La deuda pública creció durante la gestión Morales
El gobierno negocia día a día la refinanciación de la deuda que mantiene el estado jujeño con el gobierno central en Buenos Aires.
Sin la ayuda del Ministerio de Hacienda de la Nación, la provincia no podría completar el pago a los 85 mil empleados públicos, ni mucho menos asistir a los comedores escolares, la entrega de alimentos a población vulnerable ni solventar los gastos corrientes que demanda el funcionamiento de la macro cefálica administración pública jujeña.
En consecuencia, mes a mes, el ministro de hacienda local, Carlos Sadir, junto al equipo económico que encabeza el propio gobernador, deben establecer negociaciones para refinanciar la abultada deuda que tiene Jujuy con el fisco nacional.
Las relaciones políticas con la Casa Rosada, lógicamente, juegan a favor de las arcas jujeñas.
Un informe que difundió el poder ejecutivo nacional en las últimas horas ubica a Jujuy como la segunda provincia más endeudada del país, con un stock de deuda que supera los 8 mil millones de pesos.
Según reconocen voceros del gobierno, de esa cifra, 7 mil millones se acumularon hasta 2015, con las sucesivas administraciones peronistas/kirchneristas en Jujuy. El resto fue contraído por la actual gestión.
El gobierno baraja distintas posibilidades para pilotear la gestión con esa presión.
En primer término, se muestra dócil ante los programas de desendeudamiento que impulsa el gobierno nacional, en los que el objetivo siempre es el mismo: caminar paulatinamente hacia el equilibrio fiscal, reduciendo el déficit en forma progresiva.

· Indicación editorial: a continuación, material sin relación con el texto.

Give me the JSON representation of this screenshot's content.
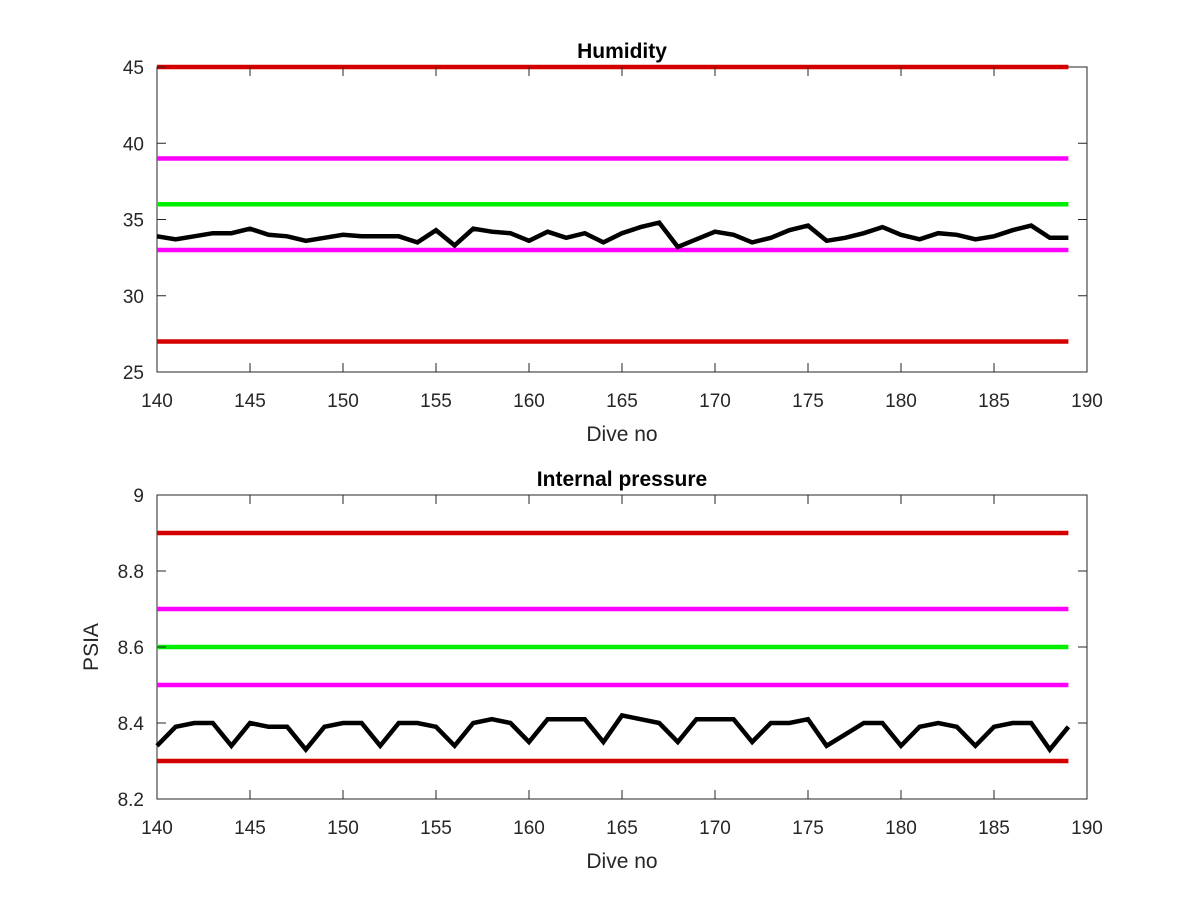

En Jujuy sin embargo, no se han hecho grandes anuncios apuntados a contener el gasto ni se han señalado con precisión cuáles han sido las áreas críticas a la hora de explicar el déficit.
Por otro lado, el gobierno apuesta a la llegada de inversiones.
Allí si se observan con mayor claridad hacia donde se han orientado las políticas que deberán redundar en la generación de recursos nuevos y puestos de trabajo: la energía solar, la producción de litio, la devolución definitiva al sector privado del Ingenio La Esperanza, la Minería, son los proyectos más notorios.
El oficialismo intenta destacar esta suerte de estrategia, más o menos visible, para controlar el histórico estancamiento de la economía provincial, que llevó a muchos a considerar a Jujuy como un estado inviable por sí mismo.
En ese cometido, recurren al contraste con el desempeño de la gestión encabezada por Eduardo Fellner, a quien acusan de sólo limitarse a gestionar recursos para pagar los sueldos, abandonando la posibilidad de caminar hacia la soberanía económica.